CLF also highlighted a POLITICO report indicating "Majority blues: House Dems not done limping for the exit."

From the report:

Instead, Democrats close to [DeFazio] say his departure is more of a reflection of the party’s potentially unappetizing future in the minority, particularly as committee leaders see their powers diminished or quashed all together.

DeFazio, whose life's work has been roads, bridges and rail policy, already took a blow from his own party this year when an infrastructure bill he labored to craft was shunted aside during a Senate-driven push. Known as a blunt talker, he didn’t hold back, blasting the Senate bill as “crap” and saying he “could give a damn about the White House.”


But it’s not just the transportation committee. Several Democrats say they have private lists of senior members who they believe could head for the exits between now and next spring. Some, like other committee chairs, would further rattle the caucus and could affect both candidate recruitment and fundraising at a critical time for the party.

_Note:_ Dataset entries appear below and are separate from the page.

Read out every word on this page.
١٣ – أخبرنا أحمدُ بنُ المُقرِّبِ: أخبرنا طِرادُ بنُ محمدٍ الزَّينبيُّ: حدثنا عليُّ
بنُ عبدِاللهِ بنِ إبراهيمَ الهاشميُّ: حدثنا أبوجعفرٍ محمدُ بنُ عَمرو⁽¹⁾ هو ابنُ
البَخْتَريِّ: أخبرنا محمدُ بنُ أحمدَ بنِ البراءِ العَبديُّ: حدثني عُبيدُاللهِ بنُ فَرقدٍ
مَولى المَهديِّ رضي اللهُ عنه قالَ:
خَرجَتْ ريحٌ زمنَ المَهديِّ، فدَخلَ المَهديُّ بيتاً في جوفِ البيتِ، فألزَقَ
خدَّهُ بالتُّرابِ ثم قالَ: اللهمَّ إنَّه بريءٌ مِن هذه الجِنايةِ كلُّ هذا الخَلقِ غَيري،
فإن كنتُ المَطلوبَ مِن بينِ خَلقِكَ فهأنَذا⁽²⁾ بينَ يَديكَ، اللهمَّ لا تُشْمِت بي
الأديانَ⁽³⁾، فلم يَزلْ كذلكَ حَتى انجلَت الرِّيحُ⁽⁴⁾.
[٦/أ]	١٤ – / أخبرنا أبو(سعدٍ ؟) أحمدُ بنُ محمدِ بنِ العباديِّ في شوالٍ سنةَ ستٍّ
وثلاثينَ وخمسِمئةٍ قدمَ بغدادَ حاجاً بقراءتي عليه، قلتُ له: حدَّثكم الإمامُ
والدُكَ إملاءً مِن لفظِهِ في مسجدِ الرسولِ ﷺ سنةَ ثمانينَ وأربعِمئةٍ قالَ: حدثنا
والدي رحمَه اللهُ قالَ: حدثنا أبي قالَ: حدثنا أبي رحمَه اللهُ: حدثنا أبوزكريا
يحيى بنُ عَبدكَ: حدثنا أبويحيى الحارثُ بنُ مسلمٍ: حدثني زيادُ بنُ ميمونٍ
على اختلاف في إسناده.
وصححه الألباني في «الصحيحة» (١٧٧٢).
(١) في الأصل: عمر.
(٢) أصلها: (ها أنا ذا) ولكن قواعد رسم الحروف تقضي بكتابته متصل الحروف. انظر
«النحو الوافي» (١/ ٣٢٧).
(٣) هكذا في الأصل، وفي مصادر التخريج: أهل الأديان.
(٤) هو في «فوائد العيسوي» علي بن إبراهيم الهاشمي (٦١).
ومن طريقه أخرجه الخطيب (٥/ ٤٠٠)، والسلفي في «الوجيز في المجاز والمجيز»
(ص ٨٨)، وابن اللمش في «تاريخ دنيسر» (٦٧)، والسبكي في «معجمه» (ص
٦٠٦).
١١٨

Republicans are almost certainly likely to take back control of at least one or both chambers of Congress, as the president's party in power tends to lose seats during his first mid-term election. In the 50-50 Senate, Democrats are only in the majority because Vice President Kamala Harris has the tie-breaking vote. The Democratic' majority in the House is also in the single digits. 

President Joe Biden's low approval ratings also factor into the likelihood that Republicans will regain control. RealClearPolitics (RCP) has Biden's approval rating at 42.3 percent while FiveThirtyEight pinpoints it at 42.6 percent. 

Last month, House Minority Leader Kevin McCarthy (R-CA) predicted that Republicans could pick up 60 seats. The largest recent gain was when Republicans picked up 63 House seats during the 2010 midterm election, when President Barack Obama was in office.